1920 - The patent of using arrays of hollow pipes or transparent rods to transmit images
During the 1920s, John Logie Baird in England and Clarence W. Hansell in the United States patented the idea of using arrays of hollow pipes or transparent rods to transmit images for television or facsimile systems.
1930 - Heinrich Lamm demonstrated image transmission through a bundle of optical fibers
Munich's medical student Heinrich Lamm was the first person to have demonstrated image transmission through a bundle of optical fibers. In a 1930 paper, he reported transmitting the image of a light bulb filament through a short bundle.
1954 - Van Heel invented fiber cladding
All earlier fibers developed were bare and lacked any form of cladding, with total internal reflection occurring at a glass-air interface.
Dutch scientist Van Heel made the crucial innovation of cladding fiber-optic cables. He covered a bare fiber or glass or plastic with a transparent cladding of lower refractive index. This protected the total reflection surface from contamination and greatly reduced cross talk between fibers.
1960 - The invention of laser
The July 22, 1960 issue of Electronics magazine introduced its report on Theodore Maiman's demonstration of the first laser.
1964 - The critical and theoretical specification of optical fiber identified by Dr. Charles K. Kao
After a long, hard look at fiber attenuation, Dr. Kao concluded that the high losses of early fibers were due to impurities, not to silica glass itself. He forecasted that fiber loss could be reduced below 20 dB/km for long-range communication devices. Dr. Kao also illustrated the need for a purer form of glass to help reduce light loss.

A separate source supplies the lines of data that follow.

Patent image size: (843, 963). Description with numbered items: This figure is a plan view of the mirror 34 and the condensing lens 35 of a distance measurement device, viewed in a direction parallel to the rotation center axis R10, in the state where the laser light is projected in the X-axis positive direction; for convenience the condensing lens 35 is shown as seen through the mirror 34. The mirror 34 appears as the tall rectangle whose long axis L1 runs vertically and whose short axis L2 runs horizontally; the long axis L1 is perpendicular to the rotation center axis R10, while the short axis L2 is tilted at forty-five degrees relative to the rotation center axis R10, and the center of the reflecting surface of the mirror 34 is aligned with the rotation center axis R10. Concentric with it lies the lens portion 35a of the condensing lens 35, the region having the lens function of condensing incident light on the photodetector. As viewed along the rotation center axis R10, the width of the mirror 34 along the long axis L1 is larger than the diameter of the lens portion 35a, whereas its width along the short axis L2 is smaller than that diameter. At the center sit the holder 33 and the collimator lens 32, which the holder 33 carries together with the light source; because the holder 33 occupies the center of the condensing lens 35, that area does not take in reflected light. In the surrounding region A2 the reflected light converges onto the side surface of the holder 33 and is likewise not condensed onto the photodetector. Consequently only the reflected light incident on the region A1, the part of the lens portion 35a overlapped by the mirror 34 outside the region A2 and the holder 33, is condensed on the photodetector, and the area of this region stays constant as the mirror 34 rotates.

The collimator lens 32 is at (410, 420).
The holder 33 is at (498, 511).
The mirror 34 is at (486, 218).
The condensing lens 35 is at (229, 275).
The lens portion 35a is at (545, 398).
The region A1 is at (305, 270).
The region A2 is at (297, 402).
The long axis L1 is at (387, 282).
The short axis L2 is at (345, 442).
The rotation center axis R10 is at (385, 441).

1970 - Corning Glass's invention of low loss single mode fiber
Robert Maurer, Donald Keck, and Peter Schultz at Corning Glass announced they had made single-mode fibers with attenuation at the 633-nanometer helium-neon line below 20 dB/km.
1977 - The first live traffic fiber optic system
General Telephone and Electronics tested and deployed the world's first live telephone traffic through a fiber-optic system running at 6 Mbps.
Soon in May 1977, Bell Lab deployed an optical telephone communication system in the downtown Chicago area, covering a distance of 1.5 miles.